Venture capital is an investment that a financier makes in your company in order to get a return on the investment. Read here about how to prepare to apply for venture capital.
Advantages and disadvantages of venture capital
One advantage of venture capital is that you have resources to be able to invest in your business and can develop it faster. It also gives the business an advantage because there are no interest payments required on the capital. A venture capitalist will usually have expertise and contacts to help you develop your business.
One disadvantage of bringing in an external investor is that it reduces your control of your business. A venture capitalist will often demand quick growth. Comprehensive and regular reports on how the business is progressing will also be required.
You should also consider where the venture capital money comes from, and ensure that your personal values and those of the business align with the venture capitalist. This is essential to ensure a long-term relationship. If you are running a value-driven business that strongly communicates its values, there are also risks in accepting capital from an investor who is not in accord with those values.
How should you pitch your idea for best results?
When pitching your idea, investors always want a well thought-out business plan. It must be clear why the investment will be profitable and the company successful. You also need to describe the people who run the company and what they can contribute to the business concept. Then there should be information about the product and the market the company is targeting. There should also be a marketing plan in the business plan.
Make realistic forecasts
Venture capitalists expect well-founded forecasts of revenues and costs. To justify your forecasts, you must have a marketing plan that shows how the market will be approached. You should therefore be as concrete and clear as possible in your business plan and presentations. Do not promise more than you can deliver.
Build and use your network
It is important to show that you have the skills and the network to make your business concept or project a success. If there is a lack of skills, it is necessary to think about how to get them, for example through recruitment, skills development or by finding new partners.
Valuing your business
You and the investor need to agree on how much money is needed and when. The value of the company and the investor's contribution should also be assessed. The terms of the partnership itself are governed by a shareholders' agreement. An important part of the valuation of a company is what debts and contracts the company has. An investor will always review all the contracts entered into in the business before making an investment.
It usually takes between two and six months to get access to the money, depending on the size of the investment and the difficulty of assessing the project's potential.
The valuation is influenced by how much has already been invested in the project in terms of, for example, labour time and expenses and what the company is expected to be worth when the investor plans to sell their stake.
Take advice from as many people as possible
Take advice from as many people as possible who have expertise in the investment process. This could include accountants, lawyers and bankers who can help make your prospectus as realistic as possible and also clarify the various conditions for a venture capital investment. Public organisations such as Almi and Innovationsbron can also be useful to contact for further assistance. If you have the opportunity to be an incubator company, this will be very helpful in the process of seeking venture capital and connecting with business angels.
Requirements and conditions
A general requirement for companies seeking venture capital is that the business form should be a limited company, but the sector may vary.
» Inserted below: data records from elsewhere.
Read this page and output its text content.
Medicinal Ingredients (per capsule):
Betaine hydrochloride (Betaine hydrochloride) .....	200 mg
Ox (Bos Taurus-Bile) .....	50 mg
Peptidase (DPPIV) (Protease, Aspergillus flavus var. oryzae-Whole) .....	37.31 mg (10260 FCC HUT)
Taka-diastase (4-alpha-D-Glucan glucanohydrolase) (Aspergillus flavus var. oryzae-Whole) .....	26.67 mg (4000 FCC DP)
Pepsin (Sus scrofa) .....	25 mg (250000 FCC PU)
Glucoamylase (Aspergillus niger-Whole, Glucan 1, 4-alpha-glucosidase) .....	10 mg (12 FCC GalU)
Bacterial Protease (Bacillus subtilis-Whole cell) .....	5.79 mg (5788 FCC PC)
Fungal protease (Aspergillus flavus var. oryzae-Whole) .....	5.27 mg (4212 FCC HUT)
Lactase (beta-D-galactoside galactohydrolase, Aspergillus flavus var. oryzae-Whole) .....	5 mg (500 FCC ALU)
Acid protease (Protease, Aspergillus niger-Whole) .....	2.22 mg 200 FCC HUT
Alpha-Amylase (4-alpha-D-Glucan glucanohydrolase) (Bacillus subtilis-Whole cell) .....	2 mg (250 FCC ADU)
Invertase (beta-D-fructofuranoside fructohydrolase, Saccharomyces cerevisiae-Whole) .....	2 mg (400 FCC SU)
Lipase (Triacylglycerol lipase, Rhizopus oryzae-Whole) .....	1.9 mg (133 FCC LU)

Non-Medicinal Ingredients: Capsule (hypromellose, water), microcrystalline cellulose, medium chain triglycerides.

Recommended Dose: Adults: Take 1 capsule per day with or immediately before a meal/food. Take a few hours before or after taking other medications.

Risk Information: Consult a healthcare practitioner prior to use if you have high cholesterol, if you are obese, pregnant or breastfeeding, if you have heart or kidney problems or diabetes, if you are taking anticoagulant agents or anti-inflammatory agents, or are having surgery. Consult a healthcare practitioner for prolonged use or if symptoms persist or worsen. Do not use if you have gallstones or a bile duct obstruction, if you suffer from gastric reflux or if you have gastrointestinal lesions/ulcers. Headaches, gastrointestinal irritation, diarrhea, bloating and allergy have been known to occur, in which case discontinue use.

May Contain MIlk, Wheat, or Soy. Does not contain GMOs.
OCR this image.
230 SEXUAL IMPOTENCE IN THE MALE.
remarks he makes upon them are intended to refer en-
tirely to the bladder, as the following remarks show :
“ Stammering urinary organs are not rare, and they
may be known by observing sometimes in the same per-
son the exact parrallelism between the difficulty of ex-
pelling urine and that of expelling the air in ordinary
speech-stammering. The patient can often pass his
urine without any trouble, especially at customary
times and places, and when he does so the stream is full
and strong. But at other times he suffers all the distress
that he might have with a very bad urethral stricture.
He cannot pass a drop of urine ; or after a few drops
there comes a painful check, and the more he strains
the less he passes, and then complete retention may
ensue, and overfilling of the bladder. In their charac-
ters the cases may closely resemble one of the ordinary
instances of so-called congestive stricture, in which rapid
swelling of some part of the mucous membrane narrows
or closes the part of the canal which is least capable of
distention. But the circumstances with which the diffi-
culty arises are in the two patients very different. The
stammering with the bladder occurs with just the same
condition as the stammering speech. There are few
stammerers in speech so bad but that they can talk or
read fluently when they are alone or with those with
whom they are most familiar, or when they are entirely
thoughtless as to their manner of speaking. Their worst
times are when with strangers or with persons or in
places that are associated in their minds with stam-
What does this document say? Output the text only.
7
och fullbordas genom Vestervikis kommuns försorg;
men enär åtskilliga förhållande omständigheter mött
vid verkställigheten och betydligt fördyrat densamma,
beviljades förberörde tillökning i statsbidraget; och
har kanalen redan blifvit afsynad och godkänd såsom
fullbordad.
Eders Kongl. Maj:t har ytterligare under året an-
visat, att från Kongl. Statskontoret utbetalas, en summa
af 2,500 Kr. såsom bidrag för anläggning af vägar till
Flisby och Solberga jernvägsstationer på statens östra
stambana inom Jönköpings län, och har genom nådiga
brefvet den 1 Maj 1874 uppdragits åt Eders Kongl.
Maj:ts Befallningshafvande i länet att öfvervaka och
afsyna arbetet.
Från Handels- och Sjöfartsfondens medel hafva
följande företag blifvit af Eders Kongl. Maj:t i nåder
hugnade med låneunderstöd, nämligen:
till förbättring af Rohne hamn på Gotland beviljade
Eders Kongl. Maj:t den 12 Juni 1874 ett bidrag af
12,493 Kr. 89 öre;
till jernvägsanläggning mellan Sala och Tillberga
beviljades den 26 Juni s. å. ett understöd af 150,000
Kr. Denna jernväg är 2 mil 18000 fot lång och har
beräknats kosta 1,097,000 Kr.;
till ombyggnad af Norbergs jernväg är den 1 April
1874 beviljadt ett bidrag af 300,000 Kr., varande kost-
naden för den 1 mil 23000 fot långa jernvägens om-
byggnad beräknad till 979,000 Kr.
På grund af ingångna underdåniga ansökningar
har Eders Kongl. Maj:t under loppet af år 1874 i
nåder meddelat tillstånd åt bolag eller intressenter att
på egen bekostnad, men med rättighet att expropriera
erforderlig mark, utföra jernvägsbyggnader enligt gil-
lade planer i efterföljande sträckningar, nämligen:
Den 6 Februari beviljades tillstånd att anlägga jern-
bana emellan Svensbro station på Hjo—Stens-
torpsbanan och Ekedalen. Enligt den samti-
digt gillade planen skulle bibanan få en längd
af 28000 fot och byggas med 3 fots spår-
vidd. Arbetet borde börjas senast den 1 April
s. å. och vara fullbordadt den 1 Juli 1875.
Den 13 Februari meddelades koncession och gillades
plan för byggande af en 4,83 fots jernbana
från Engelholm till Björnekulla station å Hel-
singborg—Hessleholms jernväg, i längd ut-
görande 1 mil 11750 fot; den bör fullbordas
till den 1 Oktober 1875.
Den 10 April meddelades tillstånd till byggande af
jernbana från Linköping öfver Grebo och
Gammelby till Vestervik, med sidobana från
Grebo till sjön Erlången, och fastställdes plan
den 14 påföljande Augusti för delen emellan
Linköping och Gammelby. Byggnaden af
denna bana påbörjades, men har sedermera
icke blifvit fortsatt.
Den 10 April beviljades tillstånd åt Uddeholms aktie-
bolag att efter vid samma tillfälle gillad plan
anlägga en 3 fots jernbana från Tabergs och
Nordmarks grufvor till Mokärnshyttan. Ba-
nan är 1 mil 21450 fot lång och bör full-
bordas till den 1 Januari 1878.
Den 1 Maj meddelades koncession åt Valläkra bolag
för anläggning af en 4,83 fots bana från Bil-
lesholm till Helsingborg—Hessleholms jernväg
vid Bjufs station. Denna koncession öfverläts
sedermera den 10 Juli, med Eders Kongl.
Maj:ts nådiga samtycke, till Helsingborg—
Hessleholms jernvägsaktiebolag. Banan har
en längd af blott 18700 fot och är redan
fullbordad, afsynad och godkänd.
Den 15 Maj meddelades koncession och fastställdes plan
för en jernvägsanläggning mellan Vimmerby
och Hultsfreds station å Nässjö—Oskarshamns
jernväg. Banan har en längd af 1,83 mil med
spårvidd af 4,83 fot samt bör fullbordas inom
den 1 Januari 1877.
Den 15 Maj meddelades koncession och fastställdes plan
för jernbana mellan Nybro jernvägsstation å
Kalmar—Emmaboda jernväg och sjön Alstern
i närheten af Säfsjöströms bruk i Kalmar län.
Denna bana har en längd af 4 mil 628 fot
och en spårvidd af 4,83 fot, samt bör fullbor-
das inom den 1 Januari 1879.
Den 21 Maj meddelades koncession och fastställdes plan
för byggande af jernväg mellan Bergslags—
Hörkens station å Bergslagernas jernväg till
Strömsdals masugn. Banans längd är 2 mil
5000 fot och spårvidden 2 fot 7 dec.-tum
Investors look primarily at whether the company has the potential to grow and become profitable. It is therefore important that you have conducted market research and can show that there is a demand for the product.
What is venture capital?
Venture capital is capital invested in companies where the investor receives shares in return for their investment. The investor sells their shares after a certain period of time and expects a certain return, but also risks losing their capital.
Venture capital is mainly invested in companies/projects with high growth potential and good profit opportunities.
The investor takes a higher risk than other financiers such as banks and other lenders, hence the name venture capital.